Kısa süre önce, Köy Enstitülü yazar Mahmut Makal’ın bazı kitaplarını okudum. 20 yüz yılın ortalarında, gelişmekte olan Türkiye’nin köylerinde öğretmenlik yapmış olması dolayısıyla genellikle köy konulu hikayeleri seçmiş ve kendi yaşamından kesitlerle köy okullarında eğitimi anlatmış Mahmut Makal. Bazı kitaplarında, Köy Enstitülerini detaylı işlemiş.
 
O köy hikayelerinde, birleştirilmiş sınıflarda nasıl eğitim yapıldığını okumuş ve bu tür bir eğitim sistemini o zamanın Türkiyesi için doğal karşılamıştım.


Ancak bildiğimiz bir şey var ki bu eğitim sistemi halen bir çok yurt  köşemizde aynen devam etmektedir. Bölge okulları ve taşımalı eğitimle bu işe bir çözüm getirilmeye çalışılsa da sorun çok büyük.

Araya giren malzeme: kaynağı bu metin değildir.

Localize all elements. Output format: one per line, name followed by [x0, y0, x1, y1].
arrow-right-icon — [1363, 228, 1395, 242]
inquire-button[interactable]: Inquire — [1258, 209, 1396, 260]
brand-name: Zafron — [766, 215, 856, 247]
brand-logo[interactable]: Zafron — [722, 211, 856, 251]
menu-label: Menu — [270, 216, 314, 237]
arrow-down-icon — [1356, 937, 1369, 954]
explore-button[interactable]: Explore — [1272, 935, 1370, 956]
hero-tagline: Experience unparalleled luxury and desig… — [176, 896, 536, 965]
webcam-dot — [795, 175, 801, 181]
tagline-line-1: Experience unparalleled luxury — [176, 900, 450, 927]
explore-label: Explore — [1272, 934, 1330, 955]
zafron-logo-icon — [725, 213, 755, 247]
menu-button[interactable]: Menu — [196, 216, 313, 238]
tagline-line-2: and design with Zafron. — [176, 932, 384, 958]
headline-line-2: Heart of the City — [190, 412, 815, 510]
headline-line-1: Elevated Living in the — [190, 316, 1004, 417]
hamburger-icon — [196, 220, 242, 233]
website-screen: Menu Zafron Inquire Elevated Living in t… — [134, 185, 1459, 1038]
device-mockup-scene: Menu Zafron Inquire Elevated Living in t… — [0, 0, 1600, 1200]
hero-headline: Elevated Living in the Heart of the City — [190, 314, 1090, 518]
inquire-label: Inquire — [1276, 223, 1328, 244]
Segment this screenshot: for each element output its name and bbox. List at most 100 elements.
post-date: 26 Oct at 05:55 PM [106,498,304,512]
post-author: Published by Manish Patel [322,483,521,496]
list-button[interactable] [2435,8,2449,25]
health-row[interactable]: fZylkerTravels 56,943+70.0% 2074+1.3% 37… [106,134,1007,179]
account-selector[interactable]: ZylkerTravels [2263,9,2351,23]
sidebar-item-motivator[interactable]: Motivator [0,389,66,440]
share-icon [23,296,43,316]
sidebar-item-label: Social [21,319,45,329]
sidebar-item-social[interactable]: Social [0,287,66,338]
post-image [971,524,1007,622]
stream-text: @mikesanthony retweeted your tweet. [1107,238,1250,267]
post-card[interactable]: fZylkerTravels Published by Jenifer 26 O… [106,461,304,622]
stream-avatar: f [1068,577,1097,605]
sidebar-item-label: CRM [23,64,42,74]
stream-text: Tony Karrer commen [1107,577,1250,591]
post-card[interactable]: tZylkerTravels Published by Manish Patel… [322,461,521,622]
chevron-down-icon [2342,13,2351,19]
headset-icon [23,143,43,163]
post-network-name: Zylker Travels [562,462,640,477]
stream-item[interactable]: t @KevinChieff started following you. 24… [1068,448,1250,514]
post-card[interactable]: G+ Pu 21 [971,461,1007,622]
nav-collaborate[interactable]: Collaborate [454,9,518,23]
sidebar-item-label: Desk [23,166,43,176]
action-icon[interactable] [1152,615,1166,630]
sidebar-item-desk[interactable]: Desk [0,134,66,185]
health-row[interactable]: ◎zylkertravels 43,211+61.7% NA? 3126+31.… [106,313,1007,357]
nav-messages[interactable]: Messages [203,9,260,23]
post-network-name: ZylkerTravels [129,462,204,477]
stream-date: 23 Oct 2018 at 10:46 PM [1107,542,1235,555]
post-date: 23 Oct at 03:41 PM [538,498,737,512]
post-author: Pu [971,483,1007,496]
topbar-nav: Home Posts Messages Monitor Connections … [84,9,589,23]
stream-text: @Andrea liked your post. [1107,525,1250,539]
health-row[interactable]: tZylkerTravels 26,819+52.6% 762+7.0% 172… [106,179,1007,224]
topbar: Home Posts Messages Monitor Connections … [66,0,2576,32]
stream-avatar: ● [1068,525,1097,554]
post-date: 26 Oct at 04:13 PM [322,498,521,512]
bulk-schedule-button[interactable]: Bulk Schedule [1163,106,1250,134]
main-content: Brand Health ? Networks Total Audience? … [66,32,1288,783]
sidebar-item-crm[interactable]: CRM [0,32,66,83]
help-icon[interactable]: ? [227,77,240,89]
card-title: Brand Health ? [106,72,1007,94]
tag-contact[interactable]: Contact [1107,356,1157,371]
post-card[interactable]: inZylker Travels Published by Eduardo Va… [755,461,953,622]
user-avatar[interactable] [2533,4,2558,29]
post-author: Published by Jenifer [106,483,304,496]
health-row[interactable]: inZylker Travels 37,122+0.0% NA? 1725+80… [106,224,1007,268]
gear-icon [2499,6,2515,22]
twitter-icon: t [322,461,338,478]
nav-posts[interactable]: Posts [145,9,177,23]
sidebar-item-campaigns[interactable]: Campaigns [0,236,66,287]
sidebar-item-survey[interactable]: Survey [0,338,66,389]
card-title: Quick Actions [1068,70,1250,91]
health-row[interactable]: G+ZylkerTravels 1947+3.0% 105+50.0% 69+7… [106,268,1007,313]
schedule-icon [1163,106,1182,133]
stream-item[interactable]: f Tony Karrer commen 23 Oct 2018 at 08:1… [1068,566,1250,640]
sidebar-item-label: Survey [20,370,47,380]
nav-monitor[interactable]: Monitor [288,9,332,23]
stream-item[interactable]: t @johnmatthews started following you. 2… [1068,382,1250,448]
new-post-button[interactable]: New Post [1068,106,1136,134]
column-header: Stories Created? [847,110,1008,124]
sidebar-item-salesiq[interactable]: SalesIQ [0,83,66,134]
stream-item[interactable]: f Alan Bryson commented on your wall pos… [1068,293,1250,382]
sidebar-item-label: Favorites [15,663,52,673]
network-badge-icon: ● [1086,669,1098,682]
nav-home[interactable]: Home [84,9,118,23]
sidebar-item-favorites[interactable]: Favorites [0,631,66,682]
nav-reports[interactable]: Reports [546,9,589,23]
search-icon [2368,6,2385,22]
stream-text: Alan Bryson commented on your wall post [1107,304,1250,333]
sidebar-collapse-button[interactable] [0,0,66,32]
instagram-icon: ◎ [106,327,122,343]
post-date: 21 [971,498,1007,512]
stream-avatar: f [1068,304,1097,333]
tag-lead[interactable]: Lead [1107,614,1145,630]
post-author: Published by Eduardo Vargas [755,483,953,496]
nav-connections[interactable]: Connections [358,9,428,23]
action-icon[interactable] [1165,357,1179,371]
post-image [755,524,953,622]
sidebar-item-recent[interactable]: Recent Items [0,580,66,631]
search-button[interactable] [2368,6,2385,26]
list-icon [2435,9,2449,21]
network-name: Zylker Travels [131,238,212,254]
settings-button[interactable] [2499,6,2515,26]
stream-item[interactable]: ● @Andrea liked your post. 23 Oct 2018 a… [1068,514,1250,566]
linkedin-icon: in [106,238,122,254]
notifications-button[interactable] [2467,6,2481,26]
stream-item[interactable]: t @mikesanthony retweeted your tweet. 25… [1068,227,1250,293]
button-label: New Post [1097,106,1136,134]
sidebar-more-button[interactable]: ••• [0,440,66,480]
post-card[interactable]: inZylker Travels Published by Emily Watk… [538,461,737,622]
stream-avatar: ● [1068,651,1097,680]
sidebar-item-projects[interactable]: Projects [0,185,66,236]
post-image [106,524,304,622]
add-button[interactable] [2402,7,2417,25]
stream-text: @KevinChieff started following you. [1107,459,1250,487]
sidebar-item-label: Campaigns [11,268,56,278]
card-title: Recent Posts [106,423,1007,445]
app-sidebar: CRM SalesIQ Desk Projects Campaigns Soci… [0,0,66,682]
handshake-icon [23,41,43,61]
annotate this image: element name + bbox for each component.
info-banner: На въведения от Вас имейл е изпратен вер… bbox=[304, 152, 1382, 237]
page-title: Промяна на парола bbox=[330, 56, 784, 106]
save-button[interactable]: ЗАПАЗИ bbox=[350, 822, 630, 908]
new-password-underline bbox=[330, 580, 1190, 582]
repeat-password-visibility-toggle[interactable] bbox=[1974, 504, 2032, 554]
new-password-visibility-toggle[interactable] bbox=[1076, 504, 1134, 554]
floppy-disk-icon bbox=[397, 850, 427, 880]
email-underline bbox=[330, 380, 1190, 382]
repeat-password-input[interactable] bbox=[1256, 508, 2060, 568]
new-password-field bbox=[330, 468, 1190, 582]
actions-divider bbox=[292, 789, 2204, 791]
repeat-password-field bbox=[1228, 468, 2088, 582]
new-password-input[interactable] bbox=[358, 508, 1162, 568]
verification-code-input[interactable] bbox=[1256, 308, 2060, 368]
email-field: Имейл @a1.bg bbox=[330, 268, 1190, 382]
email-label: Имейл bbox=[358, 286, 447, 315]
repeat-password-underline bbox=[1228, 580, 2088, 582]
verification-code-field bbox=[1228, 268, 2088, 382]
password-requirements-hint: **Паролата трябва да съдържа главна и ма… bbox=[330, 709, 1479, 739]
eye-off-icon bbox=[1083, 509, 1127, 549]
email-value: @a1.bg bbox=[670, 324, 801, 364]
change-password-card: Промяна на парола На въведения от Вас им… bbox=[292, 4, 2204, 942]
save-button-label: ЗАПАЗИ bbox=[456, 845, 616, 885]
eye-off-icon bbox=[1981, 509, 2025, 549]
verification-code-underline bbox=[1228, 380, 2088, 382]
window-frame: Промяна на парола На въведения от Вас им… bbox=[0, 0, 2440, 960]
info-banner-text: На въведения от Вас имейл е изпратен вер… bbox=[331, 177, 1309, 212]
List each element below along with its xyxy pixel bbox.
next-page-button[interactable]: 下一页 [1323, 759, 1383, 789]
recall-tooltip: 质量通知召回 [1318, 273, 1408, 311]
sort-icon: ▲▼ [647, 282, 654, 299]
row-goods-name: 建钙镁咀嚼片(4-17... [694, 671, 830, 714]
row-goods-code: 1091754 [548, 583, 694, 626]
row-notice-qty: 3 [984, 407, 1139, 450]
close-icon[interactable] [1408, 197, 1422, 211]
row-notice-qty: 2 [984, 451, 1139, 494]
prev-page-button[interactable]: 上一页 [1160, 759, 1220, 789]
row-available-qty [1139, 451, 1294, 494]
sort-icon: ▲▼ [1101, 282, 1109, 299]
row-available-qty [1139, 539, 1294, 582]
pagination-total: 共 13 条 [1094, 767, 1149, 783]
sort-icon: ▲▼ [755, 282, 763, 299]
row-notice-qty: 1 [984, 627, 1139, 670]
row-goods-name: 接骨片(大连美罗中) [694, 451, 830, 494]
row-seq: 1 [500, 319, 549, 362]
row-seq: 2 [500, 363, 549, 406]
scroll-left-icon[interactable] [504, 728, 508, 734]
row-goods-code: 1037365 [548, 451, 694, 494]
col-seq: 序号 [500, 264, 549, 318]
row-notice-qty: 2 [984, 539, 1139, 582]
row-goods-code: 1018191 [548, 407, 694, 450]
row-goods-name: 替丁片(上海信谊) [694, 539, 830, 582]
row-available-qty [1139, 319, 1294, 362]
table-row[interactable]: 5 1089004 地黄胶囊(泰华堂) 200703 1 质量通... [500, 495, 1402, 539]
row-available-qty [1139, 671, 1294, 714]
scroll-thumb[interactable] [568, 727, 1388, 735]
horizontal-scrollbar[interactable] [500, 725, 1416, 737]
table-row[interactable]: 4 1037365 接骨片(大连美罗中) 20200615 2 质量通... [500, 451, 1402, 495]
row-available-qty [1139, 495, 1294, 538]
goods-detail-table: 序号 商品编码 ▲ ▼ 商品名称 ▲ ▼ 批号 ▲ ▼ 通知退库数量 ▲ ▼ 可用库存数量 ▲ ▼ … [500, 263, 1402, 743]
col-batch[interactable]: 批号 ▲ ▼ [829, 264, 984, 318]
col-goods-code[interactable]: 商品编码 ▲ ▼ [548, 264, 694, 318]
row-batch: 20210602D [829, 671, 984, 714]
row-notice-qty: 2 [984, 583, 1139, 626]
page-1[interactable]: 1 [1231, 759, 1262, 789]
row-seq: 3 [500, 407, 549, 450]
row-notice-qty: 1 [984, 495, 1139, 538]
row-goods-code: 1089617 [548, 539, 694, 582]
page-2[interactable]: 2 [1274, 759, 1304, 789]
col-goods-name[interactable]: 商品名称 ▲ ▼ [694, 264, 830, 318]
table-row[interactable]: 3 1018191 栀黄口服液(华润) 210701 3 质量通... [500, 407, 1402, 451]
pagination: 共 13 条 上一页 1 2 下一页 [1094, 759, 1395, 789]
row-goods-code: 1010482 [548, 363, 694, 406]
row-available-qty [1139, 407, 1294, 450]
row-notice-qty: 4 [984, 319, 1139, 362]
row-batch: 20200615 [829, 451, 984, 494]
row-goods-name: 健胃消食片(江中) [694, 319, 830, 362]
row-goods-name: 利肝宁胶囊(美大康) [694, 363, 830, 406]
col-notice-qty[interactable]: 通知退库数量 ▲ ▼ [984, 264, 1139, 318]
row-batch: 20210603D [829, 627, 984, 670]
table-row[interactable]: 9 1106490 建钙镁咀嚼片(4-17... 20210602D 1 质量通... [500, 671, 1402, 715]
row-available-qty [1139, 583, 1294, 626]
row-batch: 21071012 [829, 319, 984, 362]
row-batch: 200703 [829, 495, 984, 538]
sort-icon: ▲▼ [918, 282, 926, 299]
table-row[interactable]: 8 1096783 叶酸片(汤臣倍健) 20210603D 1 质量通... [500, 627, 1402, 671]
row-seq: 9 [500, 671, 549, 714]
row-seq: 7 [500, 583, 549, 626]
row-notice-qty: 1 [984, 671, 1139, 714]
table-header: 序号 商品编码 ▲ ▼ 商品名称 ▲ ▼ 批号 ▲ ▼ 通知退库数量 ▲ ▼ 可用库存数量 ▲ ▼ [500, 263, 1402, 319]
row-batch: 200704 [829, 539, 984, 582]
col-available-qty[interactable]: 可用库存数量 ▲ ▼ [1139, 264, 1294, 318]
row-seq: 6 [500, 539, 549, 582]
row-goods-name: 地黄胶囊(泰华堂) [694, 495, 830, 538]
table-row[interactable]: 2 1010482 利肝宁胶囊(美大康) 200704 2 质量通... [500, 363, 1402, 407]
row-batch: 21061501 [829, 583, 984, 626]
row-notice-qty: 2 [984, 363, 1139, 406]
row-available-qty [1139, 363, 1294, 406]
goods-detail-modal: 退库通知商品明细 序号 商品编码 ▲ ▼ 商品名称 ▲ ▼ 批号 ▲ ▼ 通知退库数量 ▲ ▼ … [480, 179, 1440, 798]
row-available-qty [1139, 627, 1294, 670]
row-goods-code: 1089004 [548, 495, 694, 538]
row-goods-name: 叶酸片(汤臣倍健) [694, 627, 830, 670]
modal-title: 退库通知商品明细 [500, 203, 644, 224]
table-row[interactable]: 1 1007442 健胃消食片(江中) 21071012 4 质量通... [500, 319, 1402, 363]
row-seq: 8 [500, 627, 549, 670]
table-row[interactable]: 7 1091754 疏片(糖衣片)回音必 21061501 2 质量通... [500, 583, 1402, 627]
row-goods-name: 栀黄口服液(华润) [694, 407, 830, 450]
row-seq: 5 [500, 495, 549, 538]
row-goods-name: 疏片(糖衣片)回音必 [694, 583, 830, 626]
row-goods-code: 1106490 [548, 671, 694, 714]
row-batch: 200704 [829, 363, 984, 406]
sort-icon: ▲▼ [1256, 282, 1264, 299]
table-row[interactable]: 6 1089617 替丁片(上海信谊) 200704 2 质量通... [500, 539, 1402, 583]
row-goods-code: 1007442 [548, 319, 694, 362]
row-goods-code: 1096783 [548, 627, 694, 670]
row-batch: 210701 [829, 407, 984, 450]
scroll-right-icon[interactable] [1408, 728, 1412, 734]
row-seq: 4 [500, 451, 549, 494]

Bir köy okulunda hizmet veren genç bir öğretmen arkadaşla eğitim konularını tartışırken bu konuyu biraz irdelemek istedim.

Kendisine sorduğum sorular doğrultusunda, sorunların içinden canlı canlı yazan öğretmen arkadaş, sorunu o kadar güzel ve detaylı anlatmış ki, yazdıklarını aynen aşağıya alarak kamuoyuyla paylaşmak istedim.

Güneydoğu’nun bir köy okulunda öğretmenlik yapan genç öğretmenin anlattıkları aynen şu şekildedir:

*******************
Birleştirilmiş sınıflı okullar Türkiye’nin hemen, hemen bütün bölgelerinde var ama daha çok güneydoğuda ve Urfa’da var. Pek azaldığı söylenemez. Taşımalı sistemle genelde 6.7.8 sınıflar taşındığı için birleştirilmiş sınıflı okullar hala devam ediyor diyebilirim. Ama elbette az çok azalma olmuştur.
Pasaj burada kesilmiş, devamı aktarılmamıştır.